Ini akan terasa tidak adil saat kita memberikan penghargaan luar biasa terhadap mereka yang memiliki prestasi gemilang padahal dulu kita yang berprestasi tidak pernah dipedulikan. Akan terasa tidak adil kalau kita harus mengalahkan ego diri kita sendiri dan menjadikan masalah bersama menjadi prioritas. So, sangat sulit dan tidak adil kalau kita harus berubah dan ikut serta menjadi generasi baru. Ya kan?

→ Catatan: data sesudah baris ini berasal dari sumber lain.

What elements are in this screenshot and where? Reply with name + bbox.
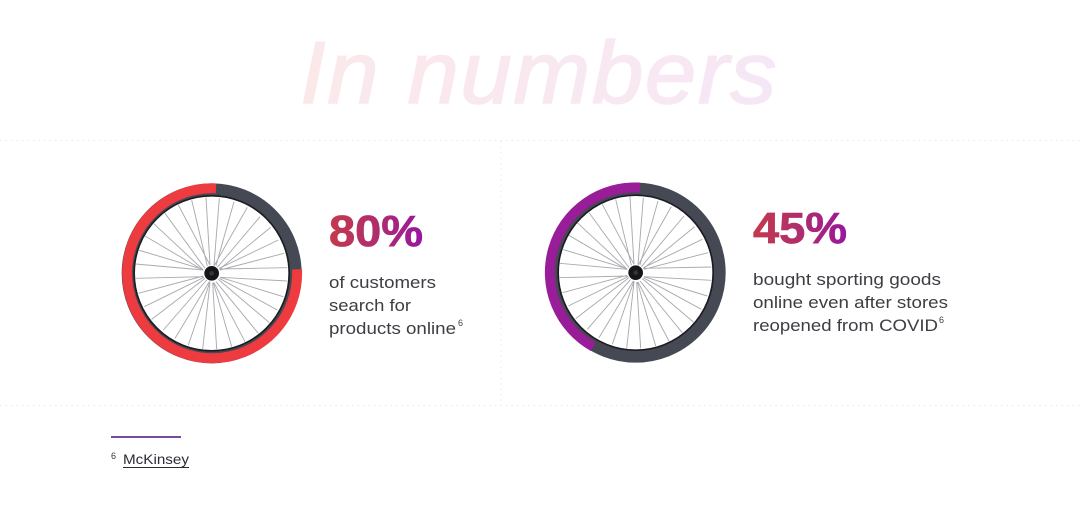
text: 80% description: search for: [329, 296, 411, 315]
text: 80% description: 6: [458, 318, 463, 328]
text: 45% description: online even after stores: [753, 293, 948, 312]
text: 80% description: of customers: [329, 273, 436, 292]
icon: bicycle wheel with 80% red tyre: [127, 188, 297, 358]
icon: bicycle wheel with 45% purple tyre: [550, 188, 719, 356]
text: 45% description: bought sporting goods: [753, 270, 941, 289]
footnote: 6: [111, 451, 116, 461]
number: 45%: 45%: [753, 204, 847, 253]
footnote: [111, 436, 189, 468]
text: 80% description: products online: [329, 319, 456, 338]
panel: 80% stat: [127, 188, 463, 358]
title: In numbers: [300, 23, 778, 122]
text: 45% description: 6: [939, 315, 944, 325]
footnote: McKinsey: [123, 451, 189, 467]
text: 80% description: [329, 273, 463, 338]
text: 45% description: reopened from COVID: [753, 316, 938, 335]
text: 45% description: [753, 270, 948, 335]
panel: 45% stat: [550, 188, 948, 356]
number: 80%: 80%: [329, 207, 423, 256]
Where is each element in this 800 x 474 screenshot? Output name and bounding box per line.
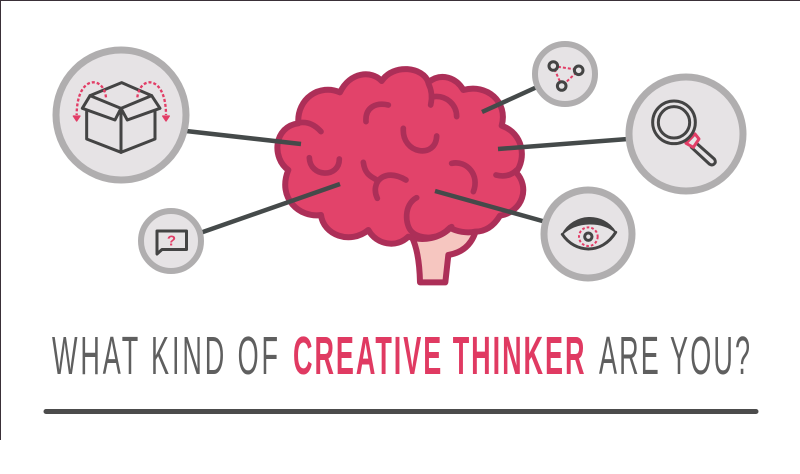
connector: box to brain bbox=[186, 131, 301, 144]
title: WHAT KIND OF bbox=[52, 326, 278, 387]
icon: magnifying glass bbox=[629, 77, 743, 191]
title bbox=[52, 326, 750, 387]
connector: eye to brain bbox=[435, 191, 546, 222]
icon: speech bubble with question mark: ? bbox=[167, 232, 176, 250]
icon: open box bbox=[56, 50, 186, 180]
brain stem bbox=[412, 225, 475, 282]
title: ARE YOU? bbox=[599, 326, 750, 387]
connector: network to brain bbox=[482, 87, 537, 112]
connector: magnifier to brain bbox=[498, 139, 628, 149]
icon: eye bbox=[544, 190, 632, 278]
icon: connected network nodes bbox=[535, 44, 595, 104]
connector: speech bubble to brain bbox=[200, 184, 340, 233]
icon: speech bubble with question mark bbox=[141, 211, 201, 271]
divider rule bbox=[46, 409, 756, 414]
brain body bbox=[277, 69, 523, 244]
title: CREATIVE THINKER bbox=[293, 326, 584, 387]
brain illustration bbox=[277, 69, 523, 282]
brain folds bbox=[299, 83, 517, 237]
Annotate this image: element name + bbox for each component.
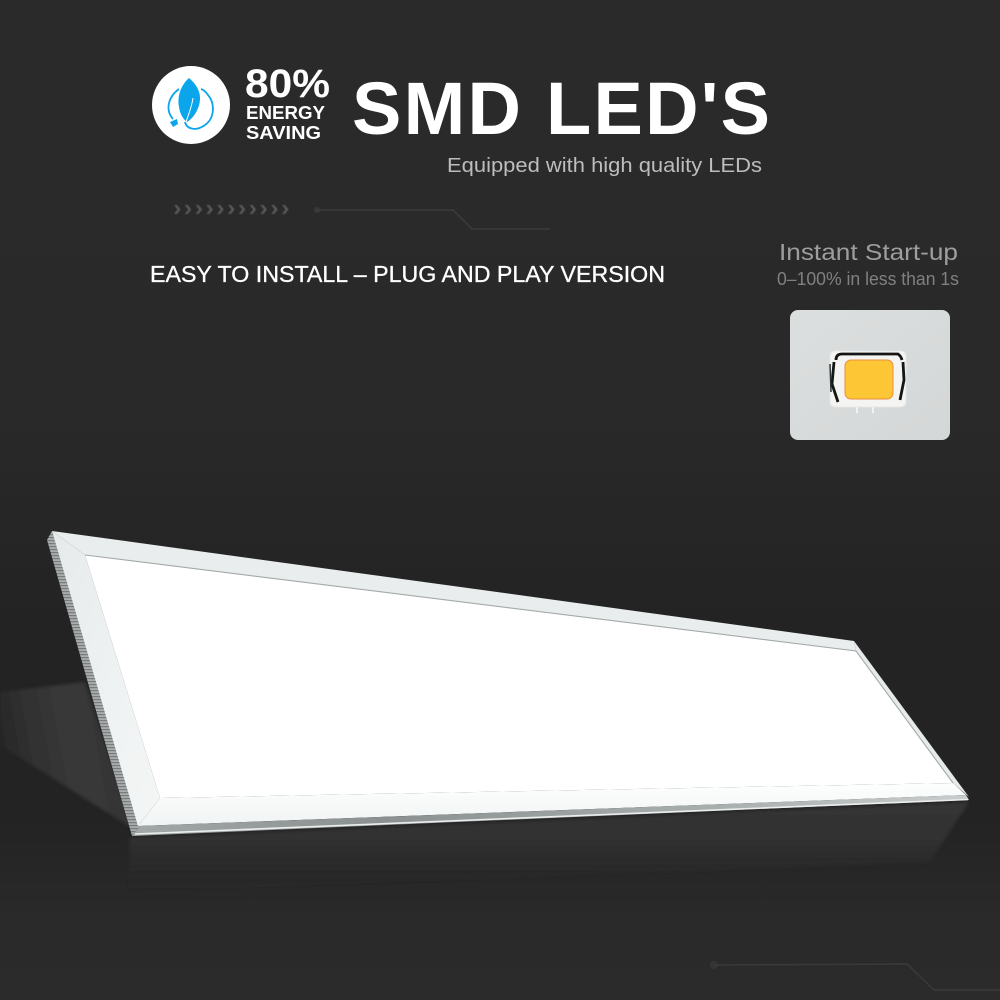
floor glow at left <box>0 682 132 828</box>
panel inner edge line <box>85 555 953 783</box>
panel right frame <box>854 641 969 797</box>
panel bottom highlight <box>135 800 968 834</box>
panel bottom edge <box>132 795 969 836</box>
title: SMD LED'S <box>352 67 770 150</box>
panel left frame <box>52 531 160 826</box>
text: saving: SAVING <box>246 122 321 143</box>
text: 80%: 80% <box>245 62 330 106</box>
decorative chevrons row <box>174 205 288 214</box>
circuit line top <box>314 207 550 229</box>
panel bottom frame <box>138 783 966 826</box>
circuit line bottom <box>710 961 1000 990</box>
icon: SMD chip <box>830 351 906 413</box>
instant start-up heading: Instant Start-up <box>779 239 958 265</box>
subtitle: Equipped with high quality LEDs <box>447 154 762 177</box>
LED chip photo card <box>790 310 950 440</box>
panel side ridges <box>47 531 140 836</box>
icon: leaf and plug in white circle <box>152 66 230 144</box>
instant start-up detail: 0–100% in less than 1s <box>777 269 959 289</box>
panel light surface <box>85 555 953 798</box>
panel reflection on floor <box>128 802 969 892</box>
text: energy: ENERGY <box>246 102 326 123</box>
badge: 80% energy saving <box>152 62 330 144</box>
panel top frame <box>52 531 856 651</box>
install headline: EASY TO INSTALL – PLUG AND PLAY VERSION <box>150 261 665 287</box>
LED panel <box>47 531 969 836</box>
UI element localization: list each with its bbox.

Dari uraian diatas bisa disimpulkan bahwa harga untuk menjadi generasi baru tidaklah murah. Dibutuhkan sejuta pengorbanan untuk kata perubahan. Berkorban materi, waktu, bahkan perasaan. Dan sialnya, hanya dengan perubahan, bangsa kita bisa makmur dan sejahtera.

Tapi coba kita pikir dan bandingkan sejenak.. Kalau kita kembali ke paragraf awal, disitu disebutkan bahwa Indonesia memang benar memiliki generasi/orang-orang yang mau berkorban melakukan perubahan. Yang menjadi masalah adalah, ada berapa banyak? Karena apabila hanya segelintir orang dari 240 juta orang Indonesia yang mau berkorban, maka hasilnya akan sama saja. Sama seperti kata pak Harto dulu, "keberhasilan pangan tidak akan banyak berarti apabila jumlah penduduk terus bertambah." Kaitannya dengan kasus ini adalah, keberhasilan yang diciptakan orang Indonesia untuk Indonesia tidak akan berdampak apa-apa apabila jumlah orang yang tidak peduli dengan Indonesia juga bertambah.

Teman-teman, akhirnya kita temukan apa yang kita butuhkan. Kebersamaan dan kepedulian. Kebersamaaan dan kepedulian yang lahir pada generasi yang baru. Kekompakkan dari segala bidang yang ada. Bukankah kemerdekaan ini direbut dengan kebersamaan? Kala itu seluruh orang yang ada dipelosok Indonesia menginginkan kemerdekaan dan itu tercapai!

So guys if we started it as a family, so we will finish it as a family!

Sekarang bayangkan. Apabila ke-240 juta orang Indonesia peduli dengan masa depan bangsanya. Bayangkan apabila ke-240 juta orang Indonesia memiliki semangat layaknya seorang pejuang yang menginginkan kemerdekaan. Undescribeable..

Kala itu, kita pernah digetarkan dengan kemenangan timnas U-19 melawan Korea. Menangislah dan pecahlah kala itu suasana distadion Gelora Bung Karno saat wasit meniup peluit panjang. Mereka adalah generasi baru yang dengan kebersamaannya mampu kalap menggelagak bagai Garuda haus akan kemenangan. Mereka menginspirasi kita bahwa Indonesia bukanlah negara bawahan dan kita dapat terus berubah menjadi lebih baik. Mereka membuktikan bahwa perjuangan para pahlawan memerdekakan Indonesia kala itu bukanlah hal yang sia-sia. Mereka telah jatuh cinta dengan tanah air mereka sendiri. Mereka seakan tak pernah perduli bahwa sebobrok apapun negara mereka, itu tetap menjadi negara mereka!

Jadi tunggu apalagi kawan-kawan. Terus sebarkan semangat persatuan dan kesatuan keseluruh pelosok tanah air. Karna orang yang bisa menolong Indonesia adalah orang-orang Indonesia itu sendiri. Jangan berharap merdeka apabila sakit sedikit saja sudah mengeluh, jangan berharap menjadi negara maju apabila belum mencintai negara sendiri.

Ayooo kita ciptakan generasi yang baru! Indonesia boleh jatuh kemarin dan saat ini. Tapi hari esok, aku dan kamu yang merubah!!!